The AAP strongly discourages bedsharing/co-sleeping under any circumstances, while the La Leche League believe it is safe to do so if their above recommendations are adhered to.
It is important to note that co-sleeping while breastfeeding has been proven to increase the risk of your baby being smothered against your body, if you were to fall asleep. Read our article on how to sleep safer whilst breastfeeding.
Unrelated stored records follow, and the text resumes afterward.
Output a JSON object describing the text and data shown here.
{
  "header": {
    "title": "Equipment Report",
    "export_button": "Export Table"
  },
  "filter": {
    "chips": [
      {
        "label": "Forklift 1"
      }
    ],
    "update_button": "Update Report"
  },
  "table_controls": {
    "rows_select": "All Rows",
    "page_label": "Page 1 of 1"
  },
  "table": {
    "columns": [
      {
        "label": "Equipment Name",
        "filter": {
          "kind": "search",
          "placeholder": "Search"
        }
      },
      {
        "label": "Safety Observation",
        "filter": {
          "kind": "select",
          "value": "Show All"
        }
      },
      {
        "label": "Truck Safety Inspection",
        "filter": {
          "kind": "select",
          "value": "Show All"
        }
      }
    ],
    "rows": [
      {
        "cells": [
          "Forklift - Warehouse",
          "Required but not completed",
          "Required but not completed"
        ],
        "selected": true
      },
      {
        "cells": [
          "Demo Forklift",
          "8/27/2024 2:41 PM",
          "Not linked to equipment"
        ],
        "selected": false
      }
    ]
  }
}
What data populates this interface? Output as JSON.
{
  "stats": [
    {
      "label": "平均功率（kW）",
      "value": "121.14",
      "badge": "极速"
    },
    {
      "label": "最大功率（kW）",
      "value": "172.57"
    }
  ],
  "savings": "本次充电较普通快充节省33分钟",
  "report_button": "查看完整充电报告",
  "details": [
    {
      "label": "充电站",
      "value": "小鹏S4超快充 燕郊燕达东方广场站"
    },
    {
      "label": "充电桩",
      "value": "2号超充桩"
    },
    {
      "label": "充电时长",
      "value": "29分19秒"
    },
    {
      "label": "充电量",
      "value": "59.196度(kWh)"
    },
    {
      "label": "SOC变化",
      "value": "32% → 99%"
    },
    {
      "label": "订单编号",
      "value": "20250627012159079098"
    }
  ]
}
From the available research and scientific evidence, there is significant evidence that shows the effectiveness of the Safe Sleep ABCs by The American Academy of Pediatrics in reducing the rate of SIDS and SUIDS occurrence. In contrast, there is no scientific evidence to support that the Safe 7 principles as being safe and risk-free. Although there are guidelines from La Leche League on how to bedshare as safely as possible, there is still noted risk involved.
Being informed of the benefits and risks of both methods and aware of how to make it as safe as possible, empowers you to make the safest, fully informed decisions for your baby. This goes a long way in reducing the risk of SIDS or any other sleep-related injuries or death.